# Hori Mini Pad N64 controller with PC? Is it possible?



## regnad (Sep 9, 2010)

Anybody gotten the Hori Mini Pad N64 controller to work with PJ64 or any other N64 emulator?

I scored a Hori for a mere 300 yen (about $3.50) and was all excited to use it.

I have a Mayflash USB adapter that works great with an original controller, but the analog stick goes crazy with the Hori.

So what should I do? Obviously original Adaptoids are virtually impossible to find, prohibitively expensive, and I don't even know if they work with Horis (although I assume they do). A quick search turns up these two: Retrozone N64 USB adapter and Raphnet. No idea if either of these would work with the Hori. Wrote both manufacturers, not a peep from either one so far.

Anything else?

Ideally I'd like to figure out a way to get it to work with the Mayflash because I don't want to buy anything else, but I have no idea how.


----------



## Schizoanalysis (Sep 9, 2010)

You can get a N64 USB adapter at DX $10-$15 or so.

Then you can run _Xpadder _or something. It will work fine.


I have 4 of these Hori Mini 64 controllers. Red, yellow, green and blue.

They cost me a bit more then yours, though!


----------



## regnad (Sep 9, 2010)

What's DX?


----------



## ByteMunch (Sep 9, 2010)

DealExtreme


----------



## regnad (Sep 9, 2010)

Okay, I see. Deal Extreme.

Search there immediately turned up this: http://www.dealextreme.com/details.dx/sku.30473

This is what I have already. And this is what makes the Hori analog stick go crazy.

Is it what you have? How did you get it to work?


----------



## regnad (Sep 9, 2010)

Is there some trick to calibration? 

Will xpadder help me with calibration?
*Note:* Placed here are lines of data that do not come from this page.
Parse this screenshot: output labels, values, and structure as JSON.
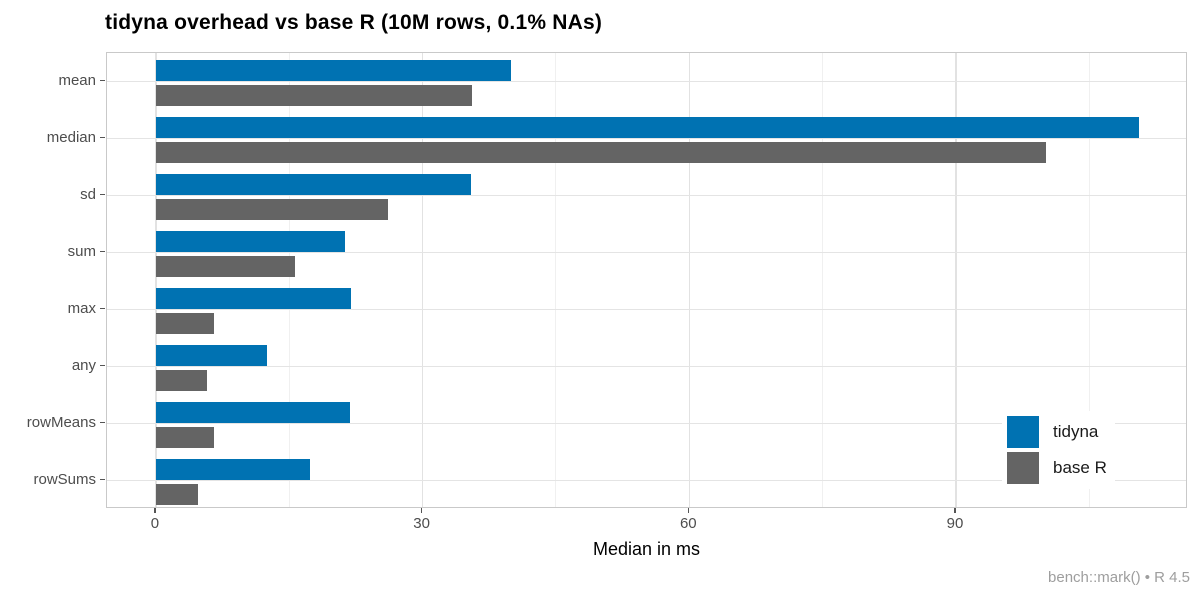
{
  "chart_data": {
    "type": "bar",
    "orientation": "horizontal",
    "title": "tidyna overhead vs base R (10M rows, 0.1% NAs)",
    "xlabel": "Median in ms",
    "caption": "bench::mark() • R 4.5",
    "categories": [
      "mean",
      "median",
      "sd",
      "sum",
      "max",
      "any",
      "rowMeans",
      "rowSums"
    ],
    "series": [
      {
        "name": "tidyna",
        "color": "#0072B2",
        "values": [
          40.0,
          110.6,
          35.4,
          21.3,
          21.9,
          12.5,
          21.8,
          17.3
        ]
      },
      {
        "name": "base R",
        "color": "#646464",
        "values": [
          35.6,
          100.1,
          26.1,
          15.7,
          6.5,
          5.7,
          6.5,
          4.7
        ]
      }
    ],
    "x_major_ticks": [
      0,
      30,
      60,
      90
    ],
    "x_minor_ticks": [
      15,
      45,
      75,
      105
    ],
    "xlim": [
      -5.5,
      116.1
    ],
    "grid": true,
    "legend_position": "inside-right",
    "panel_background": "#ffffff",
    "major_grid_color": "#e2e2e2",
    "minor_grid_color": "#f0f0f0"
  }
}
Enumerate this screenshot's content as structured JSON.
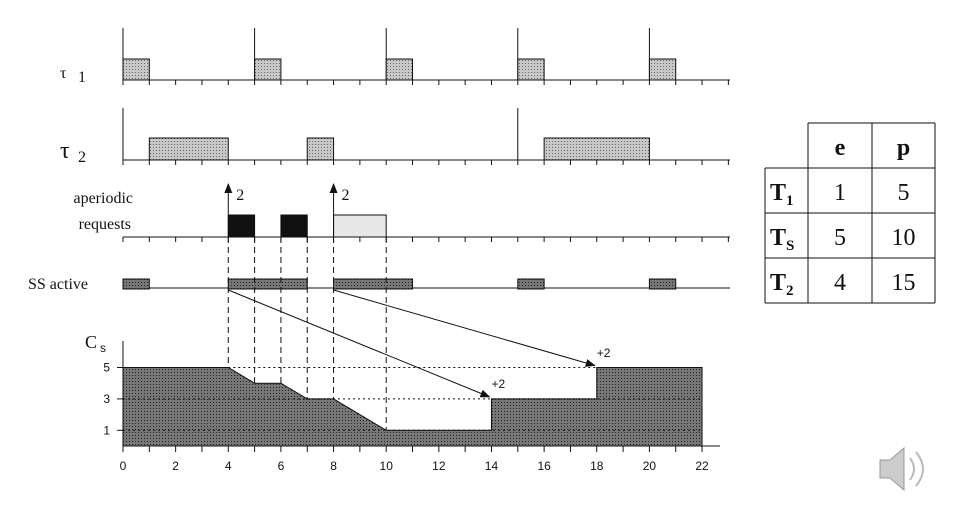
{
  "rows": {
    "tau1": "τ",
    "tau1_sub": "1",
    "tau2": "τ",
    "tau2_sub": "2",
    "aperiodic": [
      "aperiodic",
      "requests"
    ],
    "ss_active": "SS active",
    "cs": "C",
    "cs_sub": "s"
  },
  "request_amounts": [
    "2",
    "2"
  ],
  "replenishments": [
    "+2",
    "+2"
  ],
  "capacity_ticks": [
    "5",
    "3",
    "1"
  ],
  "time_ticks": [
    "0",
    "2",
    "4",
    "6",
    "8",
    "10",
    "12",
    "14",
    "16",
    "18",
    "20",
    "22"
  ],
  "table": {
    "header": [
      "e",
      "p"
    ],
    "rows": [
      {
        "task": "T",
        "sub": "1",
        "e": "1",
        "p": "5"
      },
      {
        "task": "T",
        "sub": "S",
        "e": "5",
        "p": "10"
      },
      {
        "task": "T",
        "sub": "2",
        "e": "4",
        "p": "15"
      }
    ]
  }
}
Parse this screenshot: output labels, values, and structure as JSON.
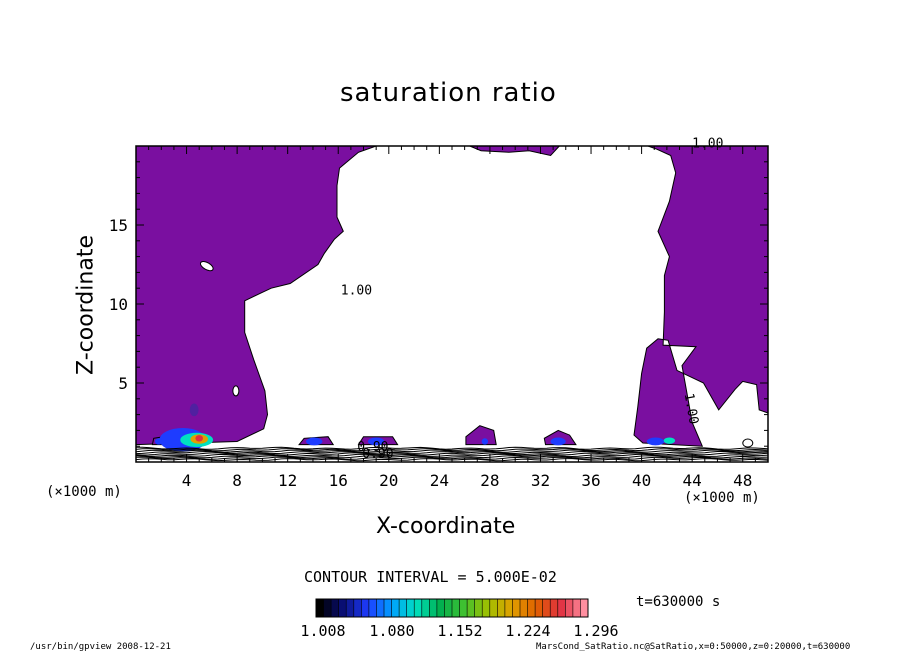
{
  "chart_data": {
    "type": "contour",
    "title": "saturation ratio",
    "xlabel": "X-coordinate",
    "ylabel": "Z-coordinate",
    "x_unit": "(×1000 m)",
    "z_unit": "(×1000 m)",
    "xlim": [
      0,
      50
    ],
    "ylim": [
      0,
      20
    ],
    "x_ticks": [
      4,
      8,
      12,
      16,
      20,
      24,
      28,
      32,
      36,
      40,
      44,
      48
    ],
    "y_ticks": [
      5,
      10,
      15
    ],
    "contour_interval": "CONTOUR INTERVAL = 5.000E-02",
    "contour_labels": [
      "1.00",
      "1.00",
      "1.00",
      "0.90",
      "0.90"
    ],
    "colorbar_ticks": [
      "1.008",
      "1.080",
      "1.152",
      "1.224",
      "1.296"
    ],
    "saturated_fill": "#7a0fa0",
    "colorbar_colors": [
      "#000000",
      "#0a0f7a",
      "#1e3cff",
      "#00a0ff",
      "#00e0c0",
      "#00b050",
      "#40c030",
      "#a0c000",
      "#e0a000",
      "#e06000",
      "#e03040",
      "#ff8fa0"
    ],
    "time_label": "t=630000 s",
    "footer_left": "/usr/bin/gpview   2008-12-21",
    "footer_right": "MarsCond_SatRatio.nc@SatRatio,x=0:50000,z=0:20000,t=630000"
  }
}
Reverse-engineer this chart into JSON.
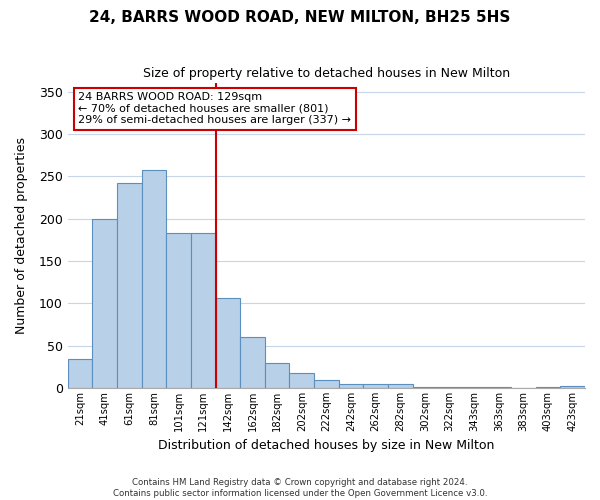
{
  "title": "24, BARRS WOOD ROAD, NEW MILTON, BH25 5HS",
  "subtitle": "Size of property relative to detached houses in New Milton",
  "xlabel": "Distribution of detached houses by size in New Milton",
  "ylabel": "Number of detached properties",
  "bar_labels": [
    "21sqm",
    "41sqm",
    "61sqm",
    "81sqm",
    "101sqm",
    "121sqm",
    "142sqm",
    "162sqm",
    "182sqm",
    "202sqm",
    "222sqm",
    "242sqm",
    "262sqm",
    "282sqm",
    "302sqm",
    "322sqm",
    "343sqm",
    "363sqm",
    "383sqm",
    "403sqm",
    "423sqm"
  ],
  "bar_values": [
    34,
    199,
    242,
    257,
    183,
    183,
    106,
    60,
    30,
    18,
    9,
    5,
    5,
    5,
    1,
    1,
    1,
    1,
    0,
    1,
    2
  ],
  "bar_color": "#b8d0e8",
  "bar_edge_color": "#5a8fbf",
  "vline_x_index": 5.5,
  "vline_color": "#cc0000",
  "ylim": [
    0,
    360
  ],
  "yticks": [
    0,
    50,
    100,
    150,
    200,
    250,
    300,
    350
  ],
  "annotation_lines": [
    "24 BARRS WOOD ROAD: 129sqm",
    "← 70% of detached houses are smaller (801)",
    "29% of semi-detached houses are larger (337) →"
  ],
  "footer_lines": [
    "Contains HM Land Registry data © Crown copyright and database right 2024.",
    "Contains public sector information licensed under the Open Government Licence v3.0."
  ],
  "background_color": "#ffffff",
  "grid_color": "#c8d4e8"
}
The description page says xpadder simply assigns letters to controller directions/buttons for games that don't support controllers. I can't see how that will help.
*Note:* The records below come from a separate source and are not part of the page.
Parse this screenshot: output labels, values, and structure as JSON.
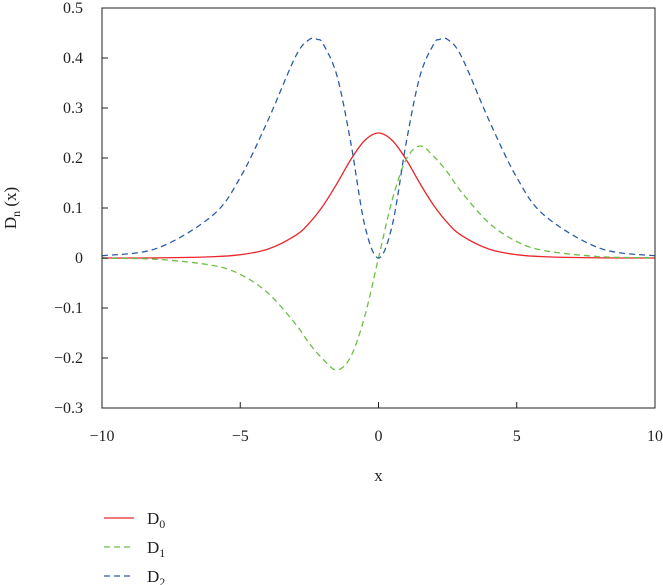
{
  "chart_data": {
    "type": "line",
    "title": "",
    "xlabel": "x",
    "ylabel": {
      "base": "D",
      "sub": "n",
      "rest": " (x)"
    },
    "xlim": [
      -10,
      10
    ],
    "ylim": [
      -0.3,
      0.5
    ],
    "xticks": [
      -10,
      -5,
      0,
      5,
      10
    ],
    "xtick_labels": [
      "−10",
      "−5",
      "0",
      "5",
      "10"
    ],
    "yticks": [
      -0.3,
      -0.2,
      -0.1,
      0,
      0.1,
      0.2,
      0.3,
      0.4,
      0.5
    ],
    "ytick_labels": [
      "−0.3",
      "−0.2",
      "−0.1",
      "0",
      "0.1",
      "0.2",
      "0.3",
      "0.4",
      "0.5"
    ],
    "grid": false,
    "legend_position": "below-left",
    "series": [
      {
        "name": "D0",
        "base": "D",
        "sub": "0",
        "color": "#e8262b",
        "dash": "solid",
        "x": [
          -10,
          -8,
          -6,
          -5,
          -4,
          -3,
          -2.5,
          -2,
          -1.5,
          -1,
          -0.5,
          0,
          0.5,
          1,
          1.5,
          2,
          2.5,
          3,
          4,
          5,
          6,
          8,
          10
        ],
        "y": [
          0.0,
          0.0003,
          0.0025,
          0.0066,
          0.0177,
          0.0452,
          0.0701,
          0.105,
          0.149,
          0.197,
          0.235,
          0.25,
          0.235,
          0.197,
          0.149,
          0.105,
          0.0701,
          0.0452,
          0.0177,
          0.0066,
          0.0025,
          0.0003,
          0.0
        ]
      },
      {
        "name": "D1",
        "base": "D",
        "sub": "1",
        "color": "#6cbf45",
        "dash": "dashed",
        "x": [
          -10,
          -8,
          -6,
          -5,
          -4,
          -3,
          -2.5,
          -2,
          -1.5,
          -1,
          -0.5,
          0,
          0.5,
          1,
          1.5,
          2,
          2.5,
          3,
          4,
          5,
          6,
          8,
          10
        ],
        "y": [
          -0.0005,
          -0.0027,
          -0.0148,
          -0.0329,
          -0.0699,
          -0.132,
          -0.171,
          -0.203,
          -0.224,
          -0.197,
          -0.117,
          0,
          0.117,
          0.197,
          0.224,
          0.203,
          0.171,
          0.132,
          0.0699,
          0.0329,
          0.0148,
          0.0027,
          0.0005
        ]
      },
      {
        "name": "D2",
        "base": "D",
        "sub": "2",
        "color": "#2b5ca8",
        "dash": "dashed",
        "x": [
          -10,
          -8,
          -6,
          -5,
          -4,
          -3,
          -2.5,
          -2.2,
          -2,
          -1.5,
          -1,
          -0.5,
          0,
          0.5,
          1,
          1.5,
          2,
          2.2,
          2.5,
          3,
          4,
          5,
          6,
          8,
          10
        ],
        "y": [
          0.0045,
          0.0196,
          0.0853,
          0.161,
          0.275,
          0.403,
          0.437,
          0.437,
          0.428,
          0.364,
          0.23,
          0.066,
          0,
          0.066,
          0.23,
          0.364,
          0.428,
          0.437,
          0.437,
          0.403,
          0.275,
          0.161,
          0.0853,
          0.0196,
          0.0045
        ]
      }
    ]
  }
}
_Edit:_ downloaded xpadder -- same issue. Analog stick all over the place.

Curious how you pulled this off, Schizoanalysis.


----------



## PuPu (Sep 10, 2010)

I own 3 Hori Mini Pads (Black, Blue, Red), an original adaptoid, a mayflash adapter, a boom adapter and last but not least the adapter from retrousb. None of the adapters work with the Minipads. They all act differently, but none work correctly.


----------



## regnad (Sep 10, 2010)

Hmm. How did Schizoanalysis do it?

There's some secret he's not revealing...


----------



## PuPu (Sep 10, 2010)

He mustn't have tried it. I tried messing around with Xpadder, and it doesn't change anything.... It allows you to set/emulate the controller with the keyboard, just as you would do in project 64, or which ever emulator you'd use.


----------



## Schizoanalysis (Sep 10, 2010)

Whoops, not there's not.

I use digital pads only my PC rather than analogue sticks. Mostly I use my Sega Saturn pad, or my Saturn fighting stick or twin sticks. They all work fine. I just assumed the other would also work. My bad!
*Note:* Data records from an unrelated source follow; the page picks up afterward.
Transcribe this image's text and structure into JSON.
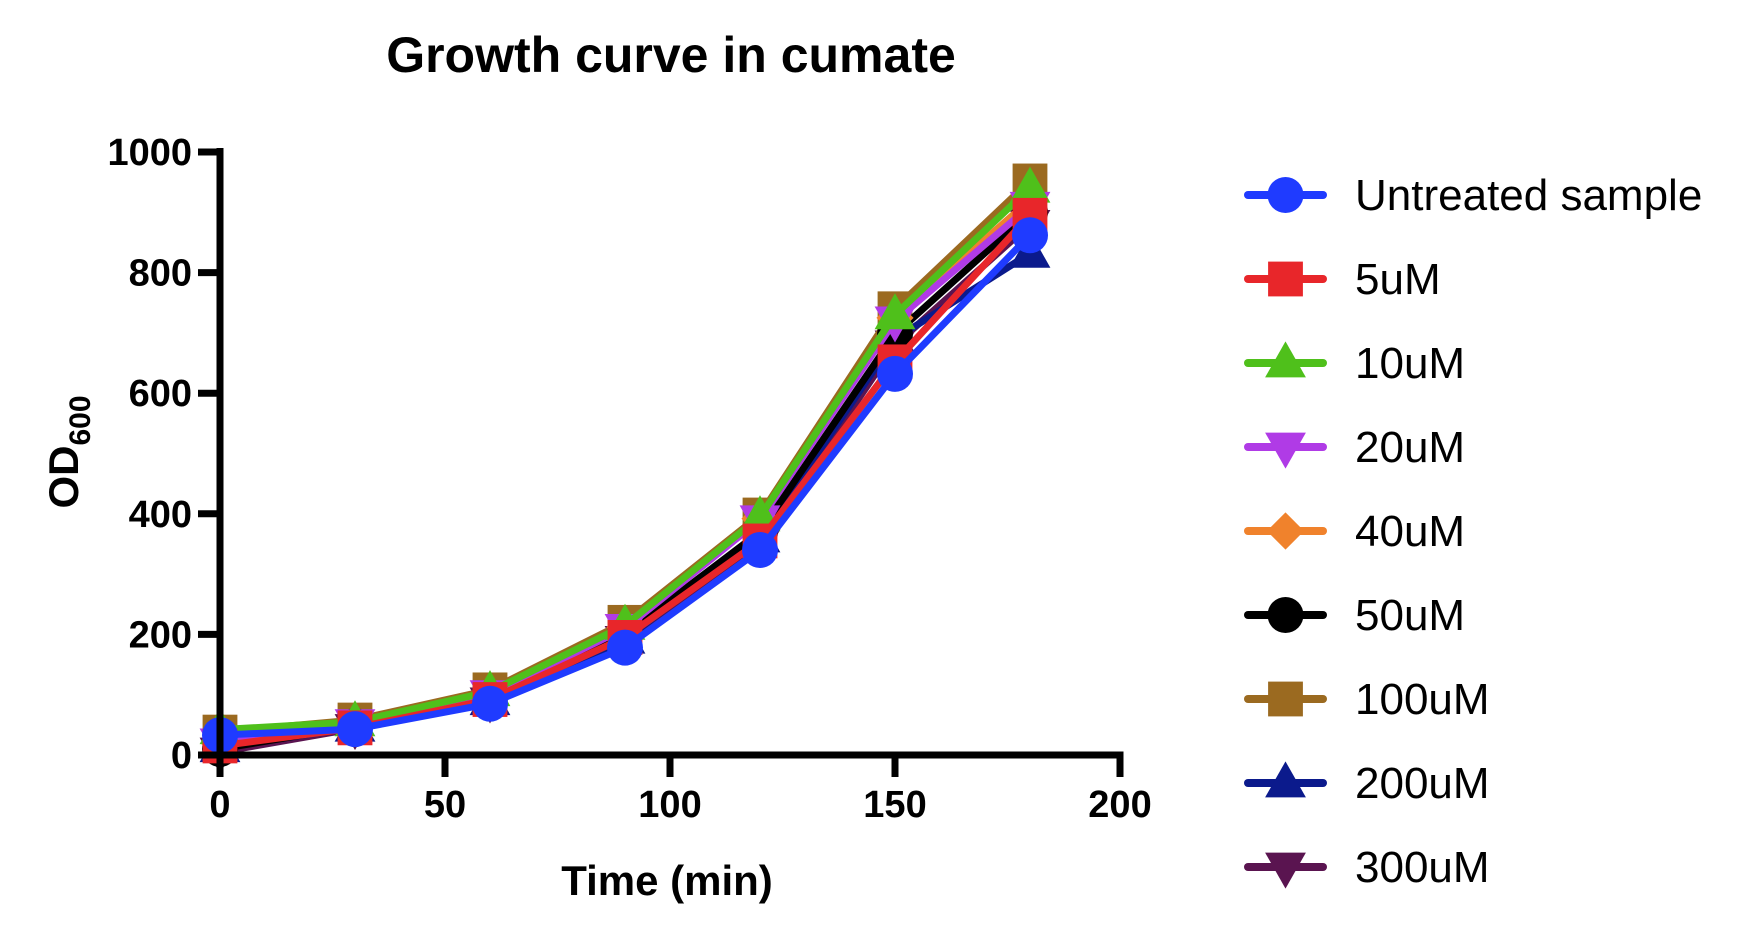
{
  "chart_data": {
    "type": "line",
    "title": "Growth curve in cumate",
    "xlabel": "Time (min)",
    "ylabel_main": "OD",
    "ylabel_sub": "600",
    "xlim": [
      0,
      200
    ],
    "ylim": [
      0,
      1000
    ],
    "xticks": [
      0,
      50,
      100,
      150,
      200
    ],
    "yticks": [
      0,
      200,
      400,
      600,
      800,
      1000
    ],
    "grid": false,
    "legend": "right",
    "x": [
      0,
      30,
      60,
      90,
      120,
      150,
      180
    ],
    "series": [
      {
        "name": "Untreated sample",
        "color": "#1f3bff",
        "marker": "circle",
        "values": [
          33,
          43,
          85,
          178,
          340,
          632,
          862
        ]
      },
      {
        "name": "5uM",
        "color": "#e8262a",
        "marker": "square",
        "values": [
          15,
          45,
          92,
          195,
          355,
          652,
          895
        ]
      },
      {
        "name": "10uM",
        "color": "#4fc01b",
        "marker": "triangle-up",
        "values": [
          42,
          55,
          105,
          215,
          395,
          730,
          940
        ]
      },
      {
        "name": "20uM",
        "color": "#b03be6",
        "marker": "triangle-down",
        "values": [
          20,
          52,
          100,
          210,
          390,
          720,
          910
        ]
      },
      {
        "name": "40uM",
        "color": "#f0822c",
        "marker": "diamond",
        "values": [
          18,
          53,
          102,
          212,
          392,
          725,
          920
        ]
      },
      {
        "name": "50uM",
        "color": "#000000",
        "marker": "circle",
        "values": [
          10,
          48,
          95,
          200,
          370,
          698,
          900
        ]
      },
      {
        "name": "100uM",
        "color": "#9b6a20",
        "marker": "square",
        "values": [
          38,
          58,
          108,
          220,
          398,
          740,
          952
        ]
      },
      {
        "name": "200uM",
        "color": "#0b1a8c",
        "marker": "triangle-up",
        "values": [
          12,
          46,
          90,
          192,
          360,
          690,
          832
        ]
      },
      {
        "name": "300uM",
        "color": "#5a1450",
        "marker": "triangle-down",
        "values": [
          5,
          44,
          88,
          190,
          350,
          680,
          880
        ]
      }
    ]
  }
}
You could use the digitial pad only and shut off the analogue pad in the software, I imagine. But I guess you want the analogue pad rather than the digital one.


----------



## regnad (Sep 10, 2010)

So the answer is that it's impossible to use the Hori on a PC essentially.

What a pity! The Hori analog stick is a billion times better than the original controller's!


----------



## Schizoanalysis (Sep 10, 2010)

I know. I use it on my N64 (not that I play it these days).

It is such a cute little pad! The red one especially ~ it looks like cherry candy!

You did well getting one so cheap. Mine were around $30 each on ebay, which was a good deal at the time. I have seen them sold for up to $80 or so on Ebay (and clear/snow ones sell for more than this).


----------



## regnad (Sep 10, 2010)

What is it about these controllers that's so difficult?

They plug in and are good to go on a real N64, but according to PuPu they don't work with four different adapters! It's ridiculous! Considering how coveted these things are you'd think some adapter maker would want to figure out how to do this.


----------



## regnad (Dec 1, 2010)

Solution found!

This guy's adapters work like a charm with the Hori pad: http://www.raphnet-tech.com/products/gc_n6...pters/index.php

Hooray! Simple solution!


----------